Inspired by MV Agusta’s legendary 500cc and 350cc grand prix racing bikes that Giacomo Agostini rode to 14 of his 15 world titles, the new F3 800 Triple is the brainchild of the late Claudio Castiglioni and former designer Massimo Tamburini. Their goal with the F3 and Brutale families was to develop a platform that expanded market share and shared major components, thus reducing production costs and increasing profitability.
Powering the 800 is a compact three-cylinder engine with a cylinder head that’s identical to the 675’s. The crankshaft, however, has been stroked from 45.9 to 54.3mm, which, together with the unchanged 79.0mm bore, results in a displacement of 798cc. To make this possible with a common cylinder head and crankcase, the connecting rods had to be shortened from 109.3 to 105.1mm. The compression ratio in the already compact combustion chamber has increased from 13.0:1 to 13.3:1.
Both engines share the same camshafts and trio of 50mm, dual-injector throttle bodies, but the 800’s upper injectors flow 15 percent more fuel, helping the larger motor produce a claimed 148 horsepower at 13,000 rpm and 65 foot-pounds of peak torque at 10,600 rpm. A six-speed, cassette-type gearbox and a slipper clutch transmit power to the rear wheel.
Managing power is MV’s MVICS throttle-by-wire electronics suite, which is integrated into the F3 800’s EM2.0 ECU. Included are four maps (Sport, Rain, Normal and Custom), and eight-level traction control. What’s more, the bike has a wealth of other adjustability, with settings that allow the rider to set tip-in throttle response, max torque (Sport or Rain), engine braking (Sport or Normal), engine response (Fast or Slow), engine torque (Sport or Rain) and rpm limit (Sport or Normal). The F800 also offers wheelie control and an optional quickshifter.
Key to the F3 800’s performance is the fact that it shares a chassis with the 675, much like Suzuki’s GSX-R600 and GSX-R750 have a common platform. As such, the F800, with a claimed dry weight of 381 pounds and a 20-hp bump in peak in power (compared to the 675), has a pretty sweet power-to-weight ratio.
Chassis highlights include a 43mm inverted Marzocchi fork and a Sachs shock, both of which are fully adjustable. Radial-mount, four-piston monobloc Brembo front calipers with 320mm discs and a twin-piston/220mm disc setup out back handle braking duties.

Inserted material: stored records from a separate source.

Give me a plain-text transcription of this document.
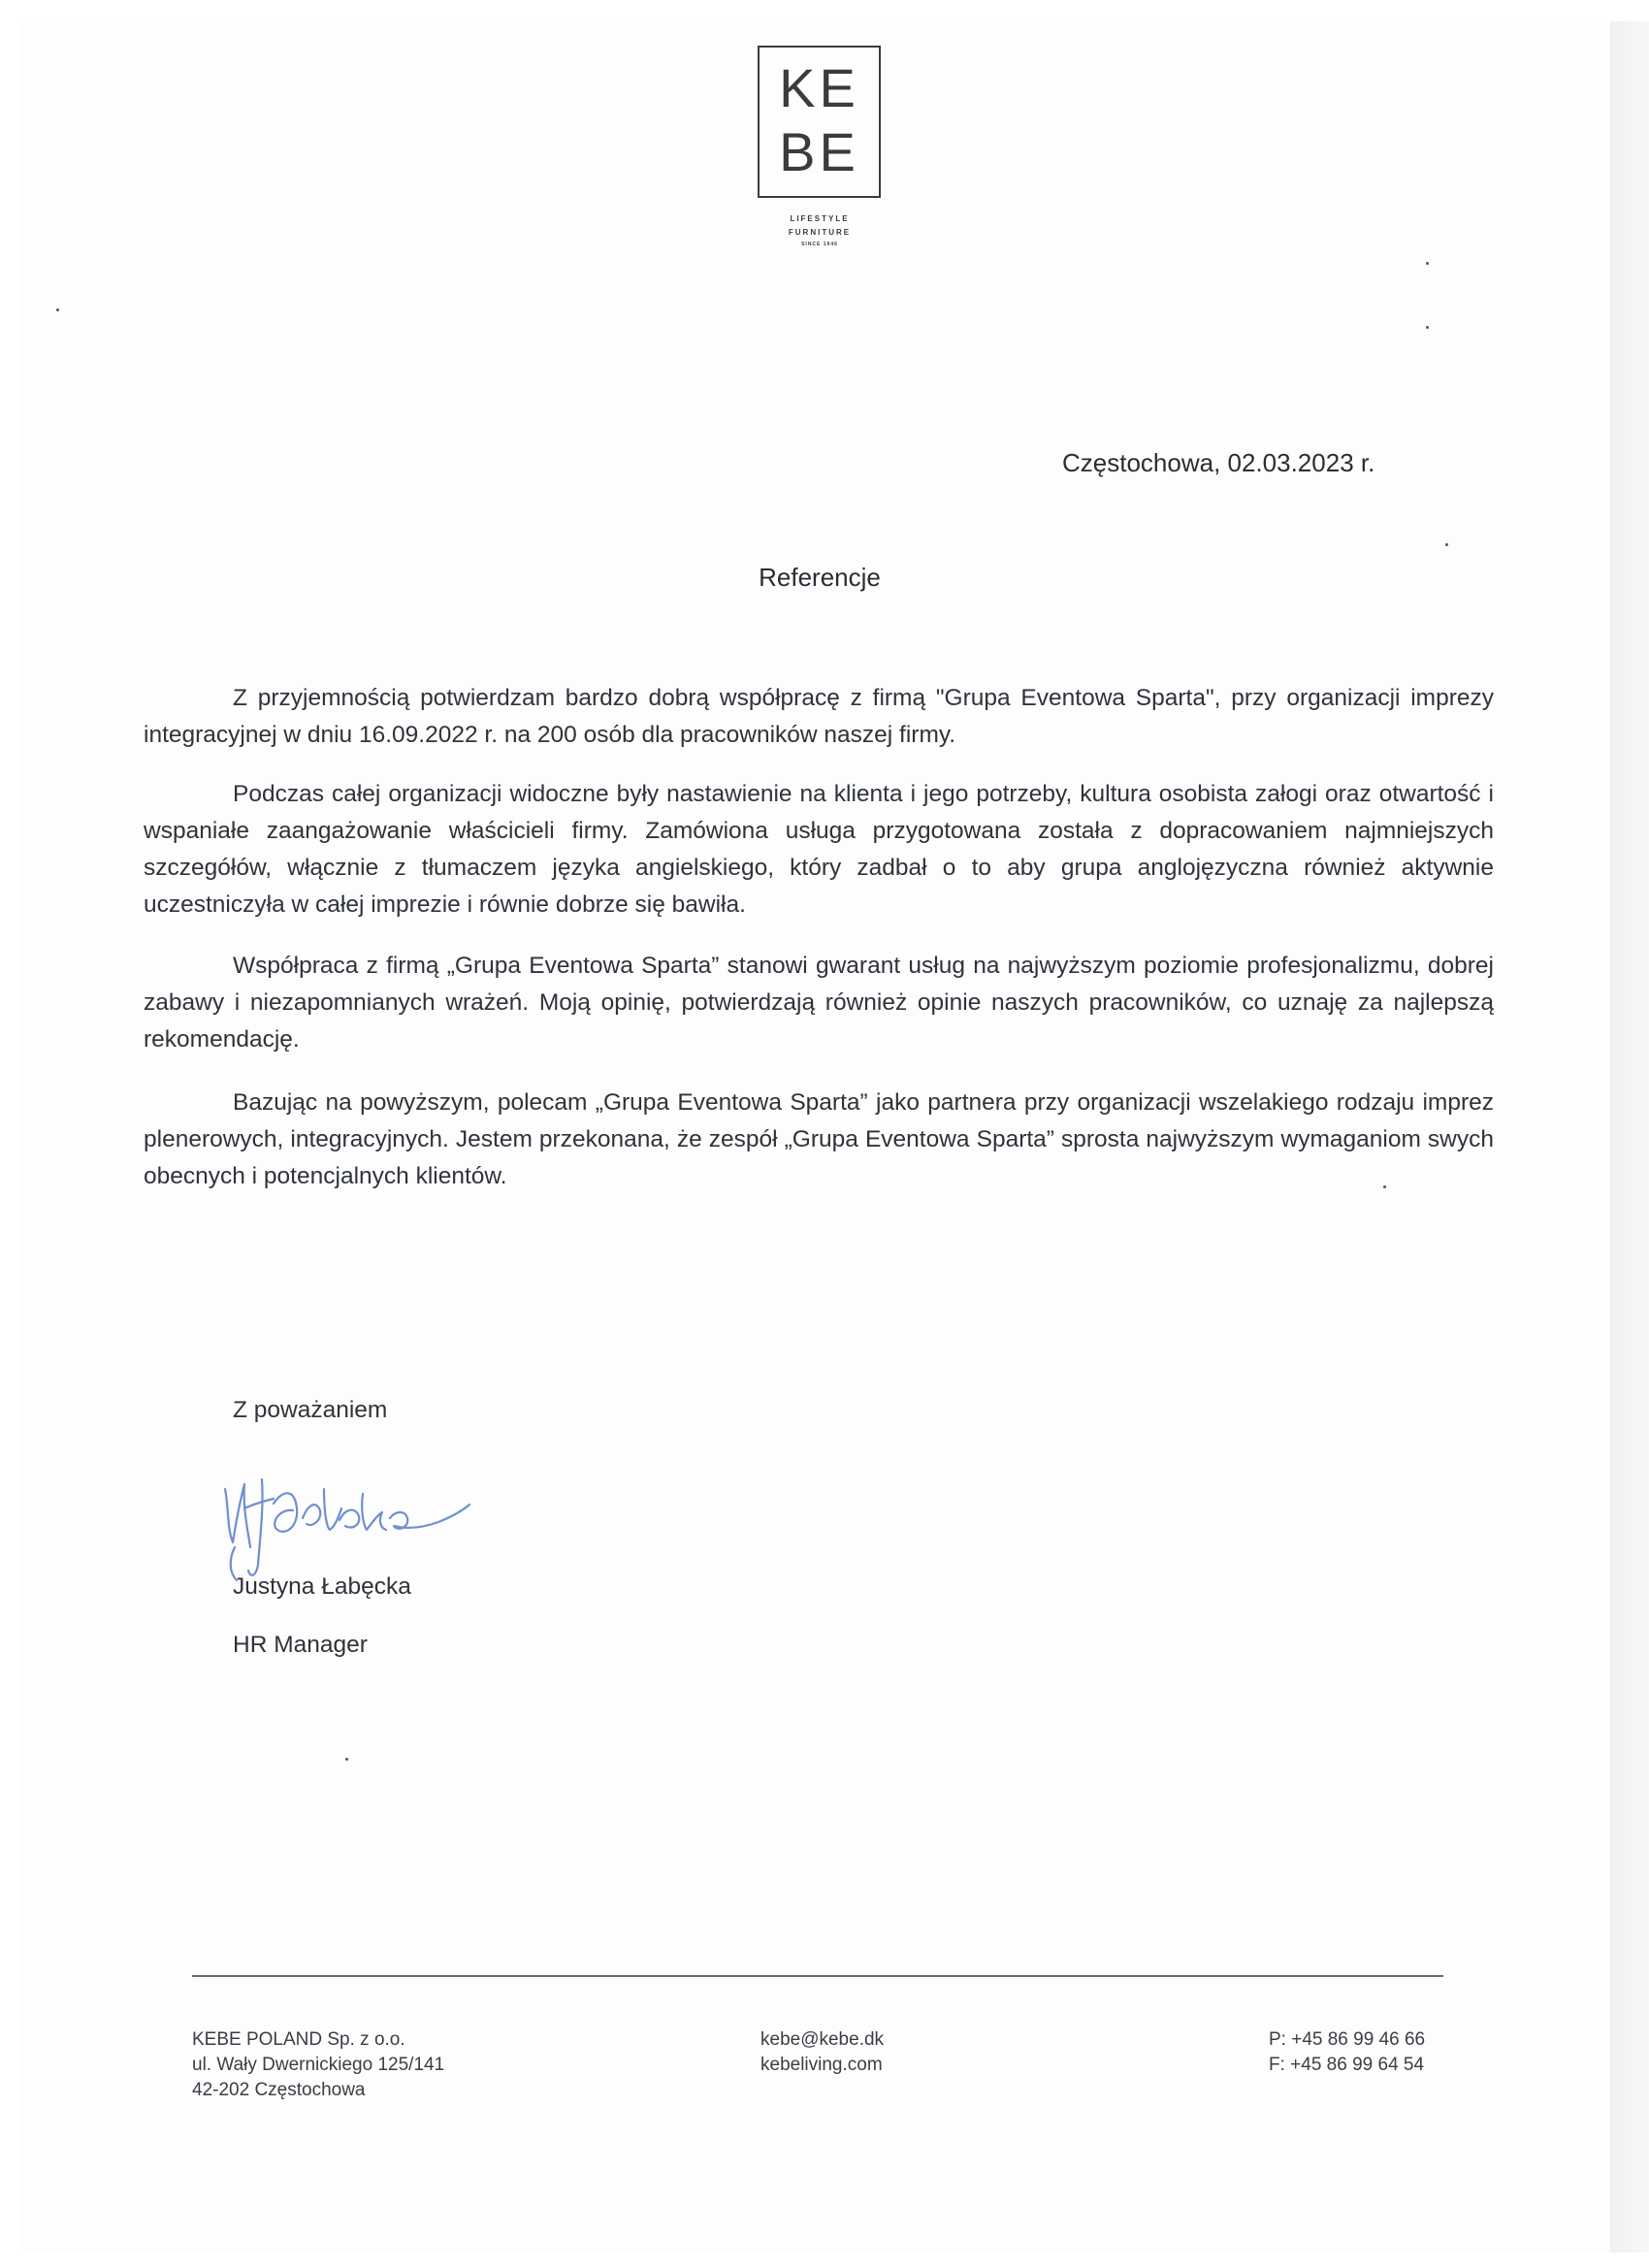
KE
BE
LIFESTYLE
FURNITURE
SINCE 1946
Częstochowa, 02.03.2023 r.
Referencje
Z przyjemnością potwierdzam bardzo dobrą współpracę z firmą "Grupa Eventowa Sparta", przy organizacji imprezy integracyjnej w dniu 16.09.2022 r. na 200 osób dla pracowników naszej firmy.
Podczas całej organizacji widoczne były nastawienie na klienta i jego potrzeby, kultura osobista załogi oraz otwartość i wspaniałe zaangażowanie właścicieli firmy. Zamówiona usługa przygotowana została z dopracowaniem najmniejszych szczegółów, włącznie z tłumaczem języka angielskiego, który zadbał o to aby grupa anglojęzyczna również aktywnie uczestniczyła w całej imprezie i równie dobrze się bawiła.
Współpraca z firmą „Grupa Eventowa Sparta” stanowi gwarant usług na najwyższym poziomie profesjonalizmu, dobrej zabawy i niezapomnianych wrażeń. Moją opinię, potwierdzają również opinie naszych pracowników, co uznaję za najlepszą rekomendację.
Bazując na powyższym, polecam „Grupa Eventowa Sparta” jako partnera przy organizacji wszelakiego rodzaju imprez plenerowych, integracyjnych. Jestem przekonana, że zespół „Grupa Eventowa Sparta” sprosta najwyższym wymaganiom swych obecnych i potencjalnych klientów.
Z poważaniem
Justyna Łabęcka
HR Manager
KEBE POLAND Sp. z o.o.
ul. Wały Dwernickiego 125/141
42-202 Częstochowa
kebe@kebe.dk
kebeliving.com
P: +45 86 99 46 66
F: +45 86 99 64 54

Riding the F3 800 at Italy’s Misano World Circuit, I was impressed by the MV’s precise steering and stable chassis through the track’s esses, which get progressively tighter before feeding into the Turn 14 hairpin. Exiting Misano’s multiple hairpins, the 800 felt like it was shot out of a slingshot. Despite a relatively short front straight, the F3’s LCD dash would register an indicated 130 mph prior to braking for Turn 1. The Brembo brakes performed excellently, while the chassis itself remained composed under hard braking.
Complaints are few, but I have to mention a lack of fuel-mapping refinement at small throttle openings, especially when feeding in mixture mid-corner. Additionally, a touch more engine vibration is noticeable than with the 675, due to what I feel is the 800’s higher revs and a secondary imbalance attributed to the different crank and rods.
Despite this, the new 2014 MV Agusta F3 800 is one of the most potent machines available in the middleweight sportbike class. With a little refinement, it could be a real contender.